Loupe sur la disparition de Diary Sow…

Difficile de rester sans nouvelle de ce jeune prodige au regard noir, captivant et gorgé de visions. Quinze jours déjà qu’elle a disparu et toujours pas de concrètes révélations sur sa situation. Préoccupés, certains Sénégalais qui n’excluent pas l’aspect mystique s’interrogent : Est-ce qu’elle n’a pas été ensorcelée ? Cette pratique appelée “xãptal” en wolof traduit en français comme étant le fait de faire quitter quelqu’un de sa zone de confort, existe bel et bien selon Sidaty Sow marabout guérisseur « C’est une pratique mystique exercée sur une personne, l’obligeant à quitter son habitation, sa famille, son établissement, ou son travail. Inconsciente, la personne sera amenée à faire textuellement ce qu’on désir qu’elle fasse. Il ne faut pas aussi confondre “xaptal” et “nawtal”. Ce sont deux pratiques différentes. Nawtal est souvent utilisé par les agresseurs pour se permettre d’hypnotiser et d’effrayer leurs victimes. Toutefois, ces pratiques ensorceleuses sont possibles à enlever. Et une fois réussies, les choses redeviendront comme avant » avoua-t-il.
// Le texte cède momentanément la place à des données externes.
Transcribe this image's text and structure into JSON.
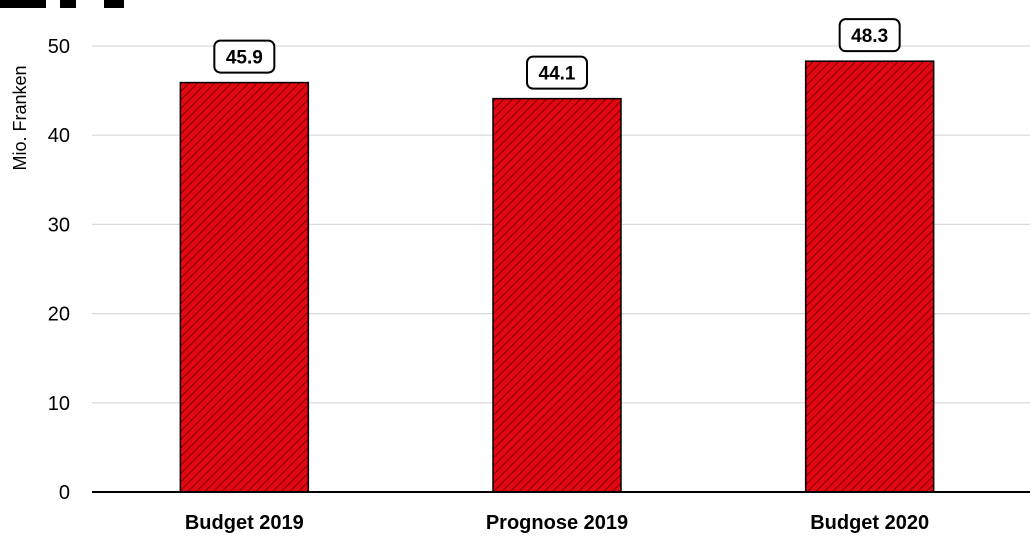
{
  "chart_data": {
    "type": "bar",
    "categories": [
      "Budget 2019",
      "Prognose 2019",
      "Budget 2020"
    ],
    "values": [
      45.9,
      44.1,
      48.3
    ],
    "data_labels": [
      "45.9",
      "44.1",
      "48.3"
    ],
    "xlabel": "",
    "ylabel": "Mio. Franken",
    "ylim": [
      0,
      50
    ],
    "yticks": [
      "0",
      "10",
      "20",
      "30",
      "40",
      "50"
    ],
    "grid": true,
    "legend": "none",
    "colors": {
      "bar_fill": "#e30613",
      "bar_hatch": "#7a0000",
      "bar_edge": "#000000",
      "grid": "#d9d9d9",
      "axis": "#000000"
    }
  }
}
L’Afrique a bien ses réalités mythiques, mais ceci n’est pas forcément le cas de Diary Sow. Docteur Aly Hann revient sur un point de vue. « Elle est inquiétante sa disparition parce qu’il y a plusieurs niveaux de responsabilité. Elle est partie dans le cadre institutionnel, normalement il doit y avoir des mécanismes de suivi qui doivent s’opérer. Mais naturellement, si cette personne étant à un niveau supérieur, il y’a beaucoup de manques de responsabilité qui lui reviennent. Disons quand-même que c’est un événement triste et regrettable. Pourquoi elle ? L’on se demande, vu son niveau, ses qualités, sa personnalité et l’image qu’elle représente. C’est vraiment une disparition à plusieurs énigmes, et nous souhaitons qu’elle soit retrouvée en bon état »

Aborder la question de retour dans leurs pays d’origine doit être accompagné par de concrètes assurances. Lesquelles permettrons aux jeunes de rester dans le gène africain. Il leur faut ainsi, une bonne politique d’accueil et d’insertion professionnelle au Sénégal, pour qu’ils empruntent le même chemin que Aimé Césaire, l’un des grandes références africaines. En S’inspirant aussi de l’opus de Daara dj family “jöm moy dém wayë foulä moÿ gnïbici”, tout jeune doit s’accrocher sur les bretelles du courage, de l’engagement et de la rigueur afin de marquer les empruntes sur le cahier de retour au pays natal, au profit du Sénégal.